Era uma situação em que eu perderia de qualquer jeito, o que estava em jogo ali era como perder menos. Ouvi as sirenes de polícia ao longe e pensei em como isso tudo estava fadado à desgraça. Ao contrário de Fausto eu não vendera minha alma a ninguém , exceto a um amigo de confiança em troca de umas poucas cervejas. Logo eu não teria a chance de salvação, no máximo uma nova história.

Eu estava no bar do Sang, quando o sujeito apareceu. O bar do Sang fora por anos o melhor bar da cidade, lar do rock, lar do mecânico underground, lar das bandas, lar de todos os desvalidos da noite. Foi naquela noite que eu descobri uma das muitas maneiras de se descobrir hemorróidas. Parecia uma simples cólica, aquela cagada básica, se não fosse pelo barulho, um pequeno barulho ecoando no vaso sanitário mais alto que o som ambiente: ping, ping, ping. Três gotas. Três malditas gotas que te fazem olhar pra baixo e ver o sangue na água. Três malditas gotas delatoras, que te revelam a verdade sobre aqueles comichões misteriosos.

Aí entra o cara. Você já nem lembra mais dele, mas há cinco anos ele prometera cortar teus bagos, e hoje decide fazer valer a jura.
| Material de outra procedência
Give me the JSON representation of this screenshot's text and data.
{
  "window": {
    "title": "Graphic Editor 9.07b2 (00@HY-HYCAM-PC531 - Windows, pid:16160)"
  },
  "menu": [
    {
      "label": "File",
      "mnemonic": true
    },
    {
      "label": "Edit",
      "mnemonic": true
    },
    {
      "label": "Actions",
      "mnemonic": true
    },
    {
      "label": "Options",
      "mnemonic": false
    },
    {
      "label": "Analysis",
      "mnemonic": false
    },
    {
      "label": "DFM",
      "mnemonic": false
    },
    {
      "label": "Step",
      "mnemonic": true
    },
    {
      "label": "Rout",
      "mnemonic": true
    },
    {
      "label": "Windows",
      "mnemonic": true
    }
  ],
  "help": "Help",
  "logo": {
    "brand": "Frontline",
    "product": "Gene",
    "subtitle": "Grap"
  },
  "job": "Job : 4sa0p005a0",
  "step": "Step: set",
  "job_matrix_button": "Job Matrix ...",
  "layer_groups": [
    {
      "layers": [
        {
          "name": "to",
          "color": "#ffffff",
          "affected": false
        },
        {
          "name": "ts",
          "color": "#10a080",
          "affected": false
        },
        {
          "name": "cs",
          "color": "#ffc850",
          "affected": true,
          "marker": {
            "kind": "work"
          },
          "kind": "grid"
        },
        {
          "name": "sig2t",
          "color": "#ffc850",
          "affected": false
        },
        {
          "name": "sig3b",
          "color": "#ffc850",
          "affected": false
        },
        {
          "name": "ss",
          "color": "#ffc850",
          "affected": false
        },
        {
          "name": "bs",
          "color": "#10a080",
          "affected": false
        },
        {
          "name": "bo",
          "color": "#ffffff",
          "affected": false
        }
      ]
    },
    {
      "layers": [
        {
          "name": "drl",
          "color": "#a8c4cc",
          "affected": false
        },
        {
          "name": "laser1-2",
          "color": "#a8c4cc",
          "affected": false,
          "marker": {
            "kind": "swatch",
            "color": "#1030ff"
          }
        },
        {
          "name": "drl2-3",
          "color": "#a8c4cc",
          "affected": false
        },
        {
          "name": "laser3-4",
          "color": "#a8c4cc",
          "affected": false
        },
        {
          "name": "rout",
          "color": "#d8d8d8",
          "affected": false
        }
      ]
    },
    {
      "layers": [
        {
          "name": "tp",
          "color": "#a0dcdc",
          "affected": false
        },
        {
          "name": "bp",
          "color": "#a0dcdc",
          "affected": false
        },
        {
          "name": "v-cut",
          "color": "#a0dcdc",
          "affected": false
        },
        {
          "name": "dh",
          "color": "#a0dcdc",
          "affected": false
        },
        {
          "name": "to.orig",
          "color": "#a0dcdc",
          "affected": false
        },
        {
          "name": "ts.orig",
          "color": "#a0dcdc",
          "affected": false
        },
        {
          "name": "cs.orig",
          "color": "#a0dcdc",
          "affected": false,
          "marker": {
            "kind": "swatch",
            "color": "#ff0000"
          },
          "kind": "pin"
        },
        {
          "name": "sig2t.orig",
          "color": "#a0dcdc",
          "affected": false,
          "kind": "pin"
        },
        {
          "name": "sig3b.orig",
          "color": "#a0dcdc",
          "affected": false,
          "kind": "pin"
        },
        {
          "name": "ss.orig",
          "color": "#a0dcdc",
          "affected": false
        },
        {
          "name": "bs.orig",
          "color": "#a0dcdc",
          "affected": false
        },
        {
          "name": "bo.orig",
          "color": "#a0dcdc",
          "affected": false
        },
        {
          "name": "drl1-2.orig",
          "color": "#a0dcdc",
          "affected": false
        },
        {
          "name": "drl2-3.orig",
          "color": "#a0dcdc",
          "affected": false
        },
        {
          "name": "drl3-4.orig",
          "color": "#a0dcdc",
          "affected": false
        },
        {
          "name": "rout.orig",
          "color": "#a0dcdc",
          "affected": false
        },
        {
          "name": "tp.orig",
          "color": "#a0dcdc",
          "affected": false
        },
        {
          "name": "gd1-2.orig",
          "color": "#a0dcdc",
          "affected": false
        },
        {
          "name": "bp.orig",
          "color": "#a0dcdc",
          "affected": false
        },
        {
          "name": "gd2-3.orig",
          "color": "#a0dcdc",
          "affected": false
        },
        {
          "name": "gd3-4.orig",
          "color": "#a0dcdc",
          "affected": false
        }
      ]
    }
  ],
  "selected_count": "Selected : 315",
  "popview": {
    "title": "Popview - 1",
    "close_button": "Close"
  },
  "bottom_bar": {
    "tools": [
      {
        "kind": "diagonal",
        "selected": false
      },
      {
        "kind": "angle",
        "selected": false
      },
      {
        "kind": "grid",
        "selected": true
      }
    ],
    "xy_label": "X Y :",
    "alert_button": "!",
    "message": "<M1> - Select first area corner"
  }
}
Vem com a faca pra cima de você, espumando pela boca, e você, num instinto primitivo de sobrevivência do mecanismo de transmissão dos seus genes, tira a faca e corta de fora a fora a garganta do cara. E você está ali parado, no banheiro, calças arriadas, você e o defunto, quando começa a chegar a aglomeração e reparar no sangue que escorre entre suas pernas. Você empaca sem ter o que dizer. Lembra da piada do cara que comeu a vaca e dos dois gaúchos que andavam pelados no mato, quando o primeiro pára de súbito e pergunta: "Que isso tchê? Virastes viado?" e o outro que vinha atrás responde "Agora virei, não?". Há certas coisas que não há como explicar.